Resource Planning Tips

  • Start small: Request minimal resources for testing
  • Monitor usage: Use seff job_id after jobs complete to see actual resource utilization
  • Scale appropriately: Only request what you actually need

Monitoring and Managing Jobs

Essential Commands

# View your jobs
squeue -u $USER

# Get detailed job information
scontrol show job JOB_ID

# Cancel a job
scancel JOB_ID

# Check resource usage (while job is running)
/gpfs/software/hpc_tools/get_resource_usage.py

Understanding Job States

State Description
PD (Pending) Waiting for resources
R (Running) Currently executing
CD (Completed) Finished successfully
F (Failed) Encountered an error

Advanced monitoring and optimization: Monitoring Jobs

Data Management Basics

Storage Locations

  • Home directory (~): Personal files, limited space
  • Project storage: Shared team storage (path provided with account)
  • Scratch space: Temporary high-performance storage for job data

File Transfer

# Copy files to cluster
scp myfile.txt username@milan.seawulf.stonybrook.edu:~/

# Copy files from cluster
scp username@milan.seawulf.stonybrook.edu:~/results.txt ./

Complete data management guide: File Transfer with rsync, scp, and sftp

Common Issues and Solutions

Job Won't Start?

  • Check queue limits: Verify your job fits partition constraints
  • Resource availability: Try smaller resource requests or different partitions
  • Syntax errors: Validate your SLURM script with sbatch --test-only script.slurm

Performance Issues?

  • Monitor resource usage: Use the monitoring tools to check if you're using allocated resources
  • Right-size requests: Don't request more cores/memory than your application can use
  • Profile your code: Identify bottlenecks before scaling up

Connection Problems?

  • IP Blocked: Repeated connection attempts can lead to your IP address being blocked.

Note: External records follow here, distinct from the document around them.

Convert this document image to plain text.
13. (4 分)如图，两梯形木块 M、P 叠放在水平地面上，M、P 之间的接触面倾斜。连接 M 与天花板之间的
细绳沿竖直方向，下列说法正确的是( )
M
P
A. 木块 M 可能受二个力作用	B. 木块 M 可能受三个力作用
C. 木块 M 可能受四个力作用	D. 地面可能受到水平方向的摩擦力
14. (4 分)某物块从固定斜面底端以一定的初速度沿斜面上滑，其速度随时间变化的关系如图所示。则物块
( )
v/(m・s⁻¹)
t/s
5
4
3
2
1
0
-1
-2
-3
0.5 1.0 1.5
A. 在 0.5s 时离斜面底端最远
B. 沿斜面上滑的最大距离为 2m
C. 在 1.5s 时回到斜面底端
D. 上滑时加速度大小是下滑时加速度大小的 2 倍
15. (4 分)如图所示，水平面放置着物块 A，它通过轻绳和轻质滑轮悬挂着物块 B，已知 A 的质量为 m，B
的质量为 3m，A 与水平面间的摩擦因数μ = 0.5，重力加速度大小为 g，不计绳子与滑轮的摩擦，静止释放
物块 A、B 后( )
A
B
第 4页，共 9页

Submit a ticket to HPC support to have it unblocked.
  • DUO Blocked: Repeated missed authentication requests can lead to your DUO app becoming blocked. This resolves on its own within a few hours, but can be expedited by submitting a ticket to DoIT.
  • Key authentication: Consider setting up SSH keys for easier access
  • X11 forwarding: Add -X flag to SSH for GUI applications

Getting Help

For technical issues:

  • Submit a ticket through the IACS ticketing system
  • Include your job ID, error messages, and what you were trying to accomplish

This guide gets you started quickly. For production workloads, please review our detailed documentation to optimize performance and resource usage.